Every time I watch a movie that's set in New York, one that was made before 911, I feel this visceral rage when I see the skyline that was stolen from us.  When I think of all the men, women and children lost on that terrible day and the gutless cowards who murdered them so gleefully.  Everyone was going to funerals for months afterward.  Every week, firemen stood at stop signs with boots in their hands, in which drivers stuffed any money they could spare.  It was all donations for the families of the lost.  I think about my friend from Iran, a woman who'd fled the country when they tried to kill her for teaching girls how to read, and how people here spit on her as she walked down the sidewalk after 911.  Or my pal from Libya, who was sitting at a bar a week later when a man came up and punched him in the back of the head for no reason, knocking him unconscious and giving him a concussion.  Of their kids being targeted at school because they looked Middle Eastern.  It made me think of Woodie Guthrie, and how he stopped an angry mob from attacking a Japanese family in their store, right after Pearl Harbor.  Guthrie jumped on top of something, can't remember what, and began to sing, "We shall overcome."  Music soothed the beast and the mob changed into a united front of concerned people.  I'd love to see a Woodie Guthrie right now, strumming a song of unity and love instead of fame-obsessed sociopaths fanning hatred on 24 Hour propaganda channels.

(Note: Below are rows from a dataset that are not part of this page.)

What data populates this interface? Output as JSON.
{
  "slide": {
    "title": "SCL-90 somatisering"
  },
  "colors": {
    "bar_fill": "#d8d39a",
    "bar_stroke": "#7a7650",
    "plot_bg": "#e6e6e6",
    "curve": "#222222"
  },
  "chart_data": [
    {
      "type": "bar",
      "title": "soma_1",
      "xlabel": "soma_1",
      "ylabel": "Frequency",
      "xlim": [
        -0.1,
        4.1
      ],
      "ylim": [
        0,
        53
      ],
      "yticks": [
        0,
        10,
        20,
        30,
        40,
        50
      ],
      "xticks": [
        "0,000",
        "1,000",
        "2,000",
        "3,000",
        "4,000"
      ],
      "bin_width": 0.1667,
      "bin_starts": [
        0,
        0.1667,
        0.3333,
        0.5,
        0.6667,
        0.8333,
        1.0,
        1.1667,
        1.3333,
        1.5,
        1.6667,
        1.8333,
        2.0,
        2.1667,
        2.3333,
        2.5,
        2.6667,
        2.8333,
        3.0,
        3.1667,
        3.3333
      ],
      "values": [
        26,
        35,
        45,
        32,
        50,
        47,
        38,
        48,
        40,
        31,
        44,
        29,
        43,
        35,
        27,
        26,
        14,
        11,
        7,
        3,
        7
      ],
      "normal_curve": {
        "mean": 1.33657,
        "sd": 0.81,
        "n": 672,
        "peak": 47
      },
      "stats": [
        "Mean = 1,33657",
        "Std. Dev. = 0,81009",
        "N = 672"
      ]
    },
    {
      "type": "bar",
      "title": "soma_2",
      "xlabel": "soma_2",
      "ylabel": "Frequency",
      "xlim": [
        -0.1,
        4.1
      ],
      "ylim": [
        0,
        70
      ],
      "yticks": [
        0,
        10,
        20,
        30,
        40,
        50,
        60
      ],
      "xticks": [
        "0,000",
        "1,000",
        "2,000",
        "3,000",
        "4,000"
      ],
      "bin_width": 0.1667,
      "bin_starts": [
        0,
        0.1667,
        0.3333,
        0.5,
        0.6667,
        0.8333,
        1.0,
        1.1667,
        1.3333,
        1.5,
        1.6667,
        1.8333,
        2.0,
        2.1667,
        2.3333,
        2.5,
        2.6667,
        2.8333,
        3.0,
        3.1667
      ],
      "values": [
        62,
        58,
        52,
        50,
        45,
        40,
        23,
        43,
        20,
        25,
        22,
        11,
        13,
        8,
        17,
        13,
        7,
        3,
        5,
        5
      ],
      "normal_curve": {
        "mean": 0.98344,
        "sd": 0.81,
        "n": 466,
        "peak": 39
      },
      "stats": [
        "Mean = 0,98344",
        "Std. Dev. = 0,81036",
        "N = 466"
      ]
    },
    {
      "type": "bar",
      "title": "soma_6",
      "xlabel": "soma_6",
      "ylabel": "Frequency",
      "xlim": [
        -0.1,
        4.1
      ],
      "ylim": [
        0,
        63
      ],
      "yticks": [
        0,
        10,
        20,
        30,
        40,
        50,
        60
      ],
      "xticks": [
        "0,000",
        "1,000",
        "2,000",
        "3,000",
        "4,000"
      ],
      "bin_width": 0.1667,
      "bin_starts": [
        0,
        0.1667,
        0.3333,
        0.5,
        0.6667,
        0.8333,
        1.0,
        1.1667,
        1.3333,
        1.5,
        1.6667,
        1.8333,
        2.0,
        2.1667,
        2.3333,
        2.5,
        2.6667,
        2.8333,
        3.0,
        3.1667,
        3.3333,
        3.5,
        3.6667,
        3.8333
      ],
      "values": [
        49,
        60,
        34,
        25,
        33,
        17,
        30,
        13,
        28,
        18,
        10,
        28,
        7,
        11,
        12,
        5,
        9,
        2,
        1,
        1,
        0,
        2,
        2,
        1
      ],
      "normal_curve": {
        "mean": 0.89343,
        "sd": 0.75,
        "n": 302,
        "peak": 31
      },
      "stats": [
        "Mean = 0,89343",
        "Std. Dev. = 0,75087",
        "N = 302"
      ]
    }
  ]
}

But in all that chaos, all that strife and justifiable grief, I also saw something beautiful.  Something hopeful.  A nation coming together to mourn and help each other recover.  Celebrities gave their time and money, individuals volunteered anything and everything they could, students did fund drives and grade schoolers drew cards.  It was the same during World War II, when everybody did their part, coming together under a common and despicable attack.  Sure, we have the whackadoodles and their slobbery rhetoric, but the big-hearted and generous far outweigh them.  I love this country.  I love the diversity of people in it.  I love the freedom that allows even the most idiotic morons imaginable their freedom of speech and expression, even as I abhor their actions.  I know that we can come together in bad times and good because we've done it before.  Many times.  As long as there are people to check prejudice and illiteracy and stupidity, we always will come together.  Like Gandhi said, good always triumphs in the end.  Always.  And even when it doesn't feel that way, even when we're in a valley instead of on top of a hill, that is still true.  We just have to believe it, then roll up our sleeves and make it happen.  With a little work, good will always triumph in the end.  We can unite and keep ourselves strong.  Take care of yourselves and be well.